“Where are my folders ?” We hear this question a lot from customers when they start to use Veeva Vault.
Now, it is not really a strange question because people are used to doing things in a certain way simply because it’s the way it’s always been done. Using folders is a great example of this. Look at traditional document management systems — they use cabinets and folders because they mimic how physical paper has been managed for hundreds of years. Using folders kind of worked, until that is, end-users started to really struggle with poorly structured information repositories. For example, users wanted to have hierarchy structures by region or function, or more commonly, both.
The end result? A hugely complicated folder structure with embedded overlap duplication and confusion, making it extremely hard to browse and find the documents users were looking for.
I had a discussion the other day with a regulatory end-user from a respected pharma company who complained about the fact that his company needed to hire a battery of librarians. Seeing the puzzled look on my face, the user explained that he had created and maintained a large spreadsheet that represented the document management folder structure, along with the location of the regulatory documents he was working on. Every time this user would need a document in the system, he would consult the spreadsheet to locate the document and then browse through the folder structure of the document management systems accordingly. Without hiring librarians to maintain these complicated folder structures, there would be no way for employees to find the appropriate documents in a reasonable time, if at all.
I couldn’t believe my ears and was left completely flabbergasted about the seriousness of his proposal. But unfortunately, this approach is common practice in many life sciences organizations today.
Imagine if you had to perform a search on Google, Amazon or Facebook, and it returned a screen full of folders? What an awful user experience that would be.

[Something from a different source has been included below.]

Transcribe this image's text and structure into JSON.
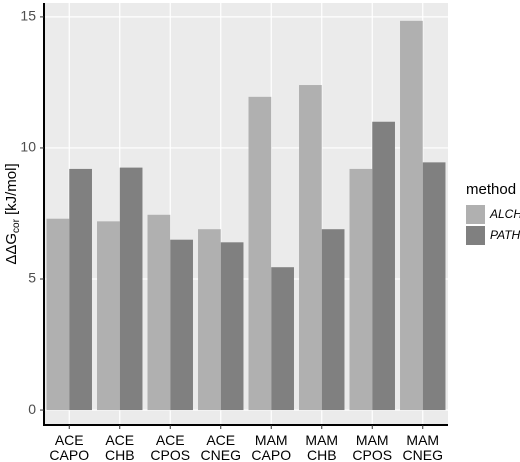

Technology has evolved; with Web 2.0, new ways of managing large amounts of unstructured data have emerged. The combination of tags and filters provides a powerful capability for managing content in a single, easy-to-use interface that supersedes any complex multi-disciplinary folder structure you can think of. These tags can automatically present the documents in a virtual structure — no physical folders, no manual placement of documents required.
The consumer web has embraced this new way of thinking. So why are we still allowing ourselves to be tortured by archaic technologies at work? If finding a document were as easy as finding a book on Amazon, users would be highly more productive – not to mention more sane.
It’s time for companies to adapt to new technology. Their employees will thank them.